Published April 17, 2008

Pedro Almodóvar’s Spanish language film Todo Sobre Mi Madre (All About My Mother) won a plethora of awards on its release in 1999. In this new stage adaptation for the Old Vic – the first time Almodóvar has allowed one of his films to be adapted for the English stage – Samuel Adamson has taken the eclectic assortment of characters and the unlikely storyline and created a complex play which has at its heart the moving story of one woman’s grief and pain. Caroline Bishop was in the first night audience.

Manuela (Lesley Manville) is a nurse and single mother living in Madrid with her aspiring playwright son, Esteban. It is his 17th birthday, and Esteban is desperate to find out about his father, of whom Manuela has never spoken. After a birthday outing to see his favourite actress, Huma Rojo, playing Blanche in A Streetcar Named Desire, Esteban is knocked down by a car and killed.

Armed with her son’s diary, which reveals Esteban’s fundamental need to know his father, a grieving Manuela faces her past and goes to Barcelona to find Lola, her transvestite former husband and Esteban’s father, to in some way fulfil her son’s quest and come to terms with his death.

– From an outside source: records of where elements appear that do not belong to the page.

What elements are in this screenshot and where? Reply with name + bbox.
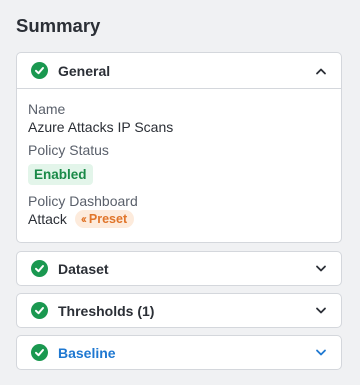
section-thresholds-label: Thresholds (1) bbox=[58, 302, 155, 319]
section-dataset: Dataset bbox=[16, 251, 342, 286]
policy-dashboard-value: Attack bbox=[28, 211, 67, 227]
policy-status-label: Policy Status bbox=[28, 142, 109, 158]
section-baseline-header[interactable]: Baseline bbox=[17, 336, 341, 369]
policy-dashboard-label: Policy Dashboard bbox=[28, 193, 138, 209]
chevron-up-icon[interactable] bbox=[315, 67, 327, 75]
check-circle-icon bbox=[31, 302, 48, 319]
section-general-body: Name Azure Attacks IP Scans Policy Statu… bbox=[17, 88, 341, 240]
name-value: Azure Attacks IP Scans bbox=[28, 119, 174, 135]
double-chevron-left-icon: ‹‹ bbox=[80, 212, 87, 226]
preset-badge-label: Preset bbox=[88, 212, 128, 226]
section-dataset-header[interactable]: Dataset bbox=[17, 252, 341, 285]
chevron-down-icon[interactable] bbox=[315, 307, 327, 315]
policy-dashboard-row: Attack ‹‹ Preset bbox=[28, 210, 330, 228]
section-thresholds: Thresholds (1) bbox=[16, 293, 342, 328]
section-general-header[interactable]: General bbox=[17, 53, 341, 88]
chevron-down-icon[interactable] bbox=[315, 265, 327, 273]
name-label: Name bbox=[28, 101, 66, 117]
check-circle-icon bbox=[31, 260, 48, 277]
page-title: Summary bbox=[16, 15, 101, 36]
preset-badge: ‹‹ Preset bbox=[74, 210, 135, 228]
section-thresholds-header[interactable]: Thresholds (1) bbox=[17, 294, 341, 327]
section-dataset-label: Dataset bbox=[58, 260, 109, 277]
check-circle-icon bbox=[31, 344, 48, 361]
check-circle-icon bbox=[31, 62, 48, 79]
section-baseline-label: Baseline bbox=[58, 344, 116, 361]
status-badge: Enabled bbox=[28, 164, 93, 185]
chevron-down-icon[interactable] bbox=[315, 349, 327, 357]
section-baseline: Baseline bbox=[16, 335, 342, 370]
section-general: General Name Azure Attacks IP Scans Poli… bbox=[16, 52, 342, 243]
section-general-label: General bbox=[58, 62, 111, 79]
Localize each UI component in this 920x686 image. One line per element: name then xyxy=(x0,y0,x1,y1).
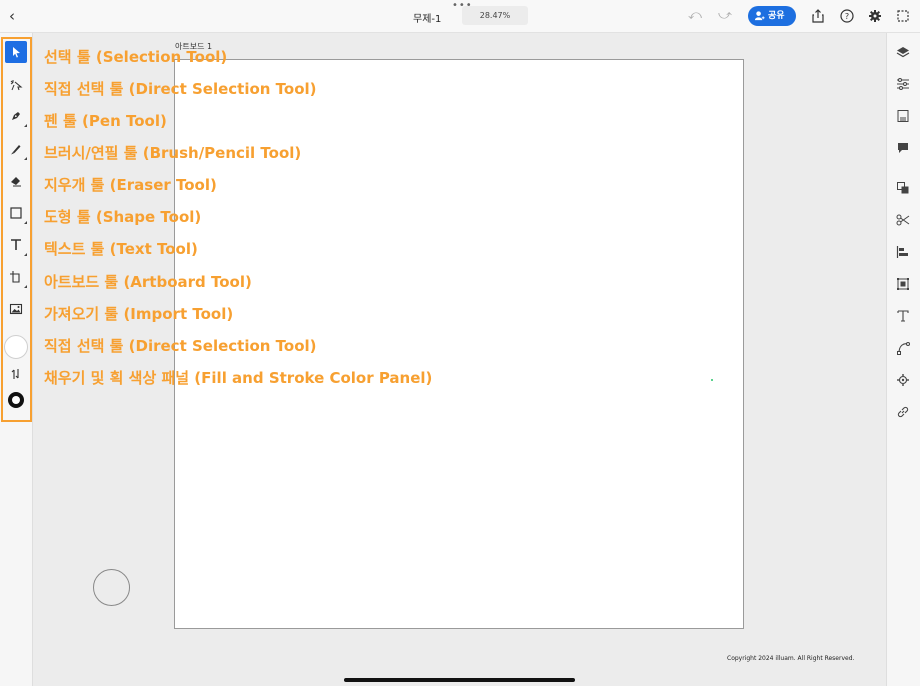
copyright-text: Copyright 2024 illuam. All Right Reserve… xyxy=(727,655,855,662)
text-tool[interactable] xyxy=(5,234,27,256)
pen-icon xyxy=(12,112,20,120)
annotation-label: 가져오기 툴 (Import Tool) xyxy=(44,305,234,323)
settings-gear-icon[interactable] xyxy=(896,373,910,387)
annotation-label: 선택 툴 (Selection Tool) xyxy=(44,48,228,66)
magic-select-icon xyxy=(10,80,23,91)
libraries-icon[interactable] xyxy=(896,109,910,123)
annotation-label: 채우기 및 획 색상 패널 (Fill and Stroke Color Pan… xyxy=(44,369,433,387)
annotation-label: 아트보드 툴 (Artboard Tool) xyxy=(44,273,252,291)
brush-tool[interactable] xyxy=(5,138,27,160)
shape-tool[interactable] xyxy=(5,202,27,224)
properties-panel xyxy=(886,33,920,686)
annotation-label: 도형 툴 (Shape Tool) xyxy=(44,208,202,226)
fill-swatch[interactable] xyxy=(4,335,28,359)
transform-icon[interactable] xyxy=(896,277,910,291)
settings-icon[interactable] xyxy=(866,7,884,25)
redo-icon[interactable]: ⤻ xyxy=(718,8,732,23)
swap-icon xyxy=(11,369,19,379)
stroke-circle-icon xyxy=(8,392,24,408)
submenu-corner xyxy=(24,157,27,160)
help-icon[interactable]: ? xyxy=(838,7,856,25)
annotation-label: 텍스트 툴 (Text Tool) xyxy=(44,240,198,258)
stroke-swatch[interactable] xyxy=(5,389,27,411)
rectangle-icon xyxy=(10,207,22,219)
cut-icon[interactable] xyxy=(896,213,910,227)
submenu-corner xyxy=(24,285,27,288)
submenu-corner xyxy=(24,221,27,224)
arrange-icon[interactable] xyxy=(896,181,910,195)
svg-text:?: ? xyxy=(845,12,849,21)
selection-arrow-icon xyxy=(13,47,20,58)
annotation-label: 브러시/연필 툴 (Brush/Pencil Tool) xyxy=(44,144,302,162)
image-icon xyxy=(9,303,23,315)
brush-icon xyxy=(11,145,21,155)
touch-shortcut[interactable] xyxy=(93,569,130,606)
type-icon[interactable] xyxy=(896,309,910,323)
link-icon[interactable] xyxy=(896,405,910,419)
align-icon[interactable] xyxy=(896,245,910,259)
top-bar: ‹ ••• 무제-1 28.47% ⤺ ⤻ 공유 ? xyxy=(0,0,920,33)
eraser-icon xyxy=(11,177,21,187)
submenu-corner xyxy=(24,253,27,256)
share-export-icon[interactable] xyxy=(809,7,827,25)
selection-tool[interactable] xyxy=(5,41,27,63)
share-button[interactable]: 공유 xyxy=(748,6,796,26)
annotation-label: 직접 선택 툴 (Direct Selection Tool) xyxy=(44,80,317,98)
chevron-left-icon[interactable]: ‹ xyxy=(9,7,15,25)
comments-icon[interactable] xyxy=(896,141,910,155)
annotation-label: 직접 선택 툴 (Direct Selection Tool) xyxy=(44,337,317,355)
direct-selection-tool[interactable] xyxy=(5,74,27,96)
swap-colors[interactable] xyxy=(5,363,27,385)
pen-tool[interactable] xyxy=(5,105,27,127)
undo-icon[interactable]: ⤺ xyxy=(688,8,702,23)
person-add-icon xyxy=(754,11,765,21)
annotation-label: 펜 툴 (Pen Tool) xyxy=(44,112,167,130)
artboards-icon[interactable] xyxy=(894,7,912,25)
path-icon[interactable] xyxy=(896,341,910,355)
properties-icon[interactable] xyxy=(896,77,910,91)
artboard-icon xyxy=(10,271,20,283)
home-indicator[interactable] xyxy=(344,678,575,682)
submenu-corner xyxy=(24,124,27,127)
layers-icon[interactable] xyxy=(896,45,910,59)
artboard-tool[interactable] xyxy=(5,266,27,288)
canvas-dot xyxy=(711,379,713,381)
eraser-tool[interactable] xyxy=(5,170,27,192)
zoom-level[interactable]: 28.47% xyxy=(462,6,528,25)
text-icon xyxy=(11,239,21,250)
import-tool[interactable] xyxy=(5,298,27,320)
annotation-label: 지우개 툴 (Eraser Tool) xyxy=(44,176,217,194)
document-title[interactable]: 무제-1 xyxy=(413,10,441,25)
share-label: 공유 xyxy=(768,11,785,21)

In doing so she brings together a vastly different set of women, who all come to rely on Manuela and provide her, in turn, with the family unit she has lost.

The League Of Gentleman’s Mark Gatiss is an endearing and brashly comic Agrado, the transvestite prostitute and stand up comedian who welcomes his long-lost friend Manuela. Diana Rigg plays Huma, the dour actress so admired by Esteban who, due to her tumultuous relationship with junkie lover and co-star Nina Cruz (Charlotte Randle), inadvertently caused his death. Joanne Froggatt completes the eclectic trio as a naïve young nun who looks to Manuela for desperate support after she repeats history with Lola, with tragic consequences.

Tom Cairns’s direction of Adamson’s cleverly structured play blurs fiction and reality. When we first meet Manuela she is acting out the grieving mother for her doctor-colleagues to practise asking the bereaved to agree to organ donation; soon, this becomes her reality. Later, the Old Vic audience becomes the audience for Streetcar, as Huma and company perform on stage; then we are the voyeurs to the turmoil backstage. And throughout the play the deceased Esteban commentates on his mother’s journey, which reflects the imagined play that he writes for her.

This, combined with a fine cast – with a moving and gripping central performance from Manville – Hildegard Bechtler’s impressive, filmic design and artful staging make this a sophisticated production of a multi-layered new play.